Originally created 04/08/04

Met chorus electrifies Verdi's 'Nabucco'

NEW YORK -- Imagine your most ardent hopes flying off on golden wings. That's the dream image of about 100 Hebrew slaves in Verdi's "Nabucco," voicing a yearning to be freed from their warring Assyrian captors and return to Israel.

On Monday night at the Metropolitan Opera, one of the world's finest theater choruses electrified this season premiere of a work famed for this slave song, "Va pensiero, sull' ali dorate...," Italian for "Go thoughts, on golden wings ..."

After the 1842 premiere of "Nabucco," "Va pensiero" became the unofficial anthem of embattled Italian patriots trying to unify their feuding land; Verdi was their beloved musical leader. When the composer died in January 1901, the chorus was sung by tens of thousands of ordinary Italians braving the chill to walk behind his casket through the streets of Milan.

This chorus, in essence, is the first "aria" for a large vocal ensemble in Italian opera. And when the singing is as excellent as the Met's, the choristers form passionate musical pillars that frame the individual soloists' personal outbursts.

"In 'Va pensiero,' the chorus has a huge dynamic range, from the softest to the loudest, starting with a whisper and a sigh, and ending with a whisper and a sigh," Met chorus master Raymond Hughes said after the premiere. "Every chorus that's good can get the big stuff, but it's the soft part that needs the most intensity and vocal support."

Dramatically, the group of men and women filling the stage are a kind of "Greek chorus" - a conscience that leavens the principal characters' emotions, from love and hate to revenge, arrogance and defeat.

On Monday, the standout new voice was that of mezzo-soprano Marina Domashenko as Fenena, the captured daughter of the Hebrews' archenemy, the Assyrian King Nabucco.

Domashenko, a native of Siberia, painted Fenena's notes with a thrilling, creamy voice, though some might be less drawn to her dark, typically "Russian" tone.

Fenena is in love with Ismaele, the nephew of the enemy Hebrew King Zaccaria - also loved by Nabucco's other daughter, Abigaille.

As Abigaille, a wrath-filled woman Ismaele rejects, soprano Andrea Gruber returned to the Met in a role she has made her own, at ease with Verdi's two-octave leaps - from high C to low B.

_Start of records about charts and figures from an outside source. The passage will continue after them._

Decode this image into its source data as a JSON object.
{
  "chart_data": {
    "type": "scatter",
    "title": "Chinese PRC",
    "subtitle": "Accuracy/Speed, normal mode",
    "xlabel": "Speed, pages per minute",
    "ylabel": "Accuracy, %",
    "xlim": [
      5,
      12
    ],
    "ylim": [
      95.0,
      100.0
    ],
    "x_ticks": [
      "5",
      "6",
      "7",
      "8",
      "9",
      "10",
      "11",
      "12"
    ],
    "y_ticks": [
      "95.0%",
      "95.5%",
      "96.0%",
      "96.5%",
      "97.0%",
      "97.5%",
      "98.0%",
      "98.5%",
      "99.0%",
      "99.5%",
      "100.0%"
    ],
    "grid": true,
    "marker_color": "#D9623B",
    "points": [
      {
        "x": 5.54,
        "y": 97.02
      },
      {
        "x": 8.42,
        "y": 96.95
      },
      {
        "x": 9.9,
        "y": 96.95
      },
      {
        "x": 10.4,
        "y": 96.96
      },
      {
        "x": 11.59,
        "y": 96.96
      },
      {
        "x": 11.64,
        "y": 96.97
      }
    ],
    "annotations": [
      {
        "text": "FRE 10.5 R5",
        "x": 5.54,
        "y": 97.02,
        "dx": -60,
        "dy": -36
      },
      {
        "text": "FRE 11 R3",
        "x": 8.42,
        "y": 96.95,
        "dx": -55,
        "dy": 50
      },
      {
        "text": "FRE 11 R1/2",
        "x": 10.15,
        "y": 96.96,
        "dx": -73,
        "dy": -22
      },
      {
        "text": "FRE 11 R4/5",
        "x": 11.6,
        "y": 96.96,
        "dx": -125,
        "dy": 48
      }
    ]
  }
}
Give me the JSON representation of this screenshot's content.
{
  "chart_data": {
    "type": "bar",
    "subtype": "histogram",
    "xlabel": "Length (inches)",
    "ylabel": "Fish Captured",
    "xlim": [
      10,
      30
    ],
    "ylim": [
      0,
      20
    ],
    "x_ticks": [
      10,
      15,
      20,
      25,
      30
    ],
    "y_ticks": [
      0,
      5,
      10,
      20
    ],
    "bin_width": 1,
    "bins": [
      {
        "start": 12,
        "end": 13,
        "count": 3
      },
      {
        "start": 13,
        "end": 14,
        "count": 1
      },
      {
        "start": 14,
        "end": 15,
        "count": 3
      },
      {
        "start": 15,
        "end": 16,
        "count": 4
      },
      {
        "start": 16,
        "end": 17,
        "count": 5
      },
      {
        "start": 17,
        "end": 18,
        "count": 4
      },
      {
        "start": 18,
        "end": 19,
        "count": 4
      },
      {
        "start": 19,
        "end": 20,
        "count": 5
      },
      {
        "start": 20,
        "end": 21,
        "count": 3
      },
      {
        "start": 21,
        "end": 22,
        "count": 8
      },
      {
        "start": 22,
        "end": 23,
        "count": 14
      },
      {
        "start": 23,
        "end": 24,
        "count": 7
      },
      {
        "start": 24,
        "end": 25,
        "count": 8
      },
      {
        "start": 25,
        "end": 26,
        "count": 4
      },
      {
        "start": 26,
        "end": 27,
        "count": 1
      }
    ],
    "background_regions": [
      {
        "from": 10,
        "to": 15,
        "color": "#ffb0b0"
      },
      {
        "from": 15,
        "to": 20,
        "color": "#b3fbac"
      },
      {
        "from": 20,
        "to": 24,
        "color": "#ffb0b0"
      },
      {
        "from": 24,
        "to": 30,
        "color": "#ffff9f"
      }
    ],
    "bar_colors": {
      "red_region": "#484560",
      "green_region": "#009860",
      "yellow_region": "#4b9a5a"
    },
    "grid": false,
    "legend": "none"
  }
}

The Welsh tenor Gwyn Hughes Jones lent his strong, ringing voice to the part of Ismaele.

The refined artistry of veteran bass Samuel Ramey, as Zaccaria, unfortunately rests these days on a diminished voice that tends to wobble uncontrollably.

But his older colleague, Leo Nucci, delivered a Nabucco that exceeded expectations from this baritone who in recent years wasn't always up to par. He outdid himself Monday, singing richly in his native Italian - a man cut down by God only to discover his spiritual heights.

Nabucco was Verdi's first success after he was ready to abandon composing following the deaths of his wife and two children, plus an earlier opera that flopped.

Somehow, just shy of his 30th birthday and while running a farm in northern Italy, he wrote the soaring music of this, his third opera, which propelled him into masterpieces like "La Traviata" and "Otello."

On Monday, conductor Carlo Rizzi added an extra touch of class to the Met's "Nabucco," skipping the repeat of "Va pensiero" that has become all but "de rigueur" after an audience's habitual ovation.

Rizzi moved the music forward at a lively clip, ending the performance a quarter of an hour earlier than scheduled - after almost three hours of Verdi's sensuous, catchy melodies.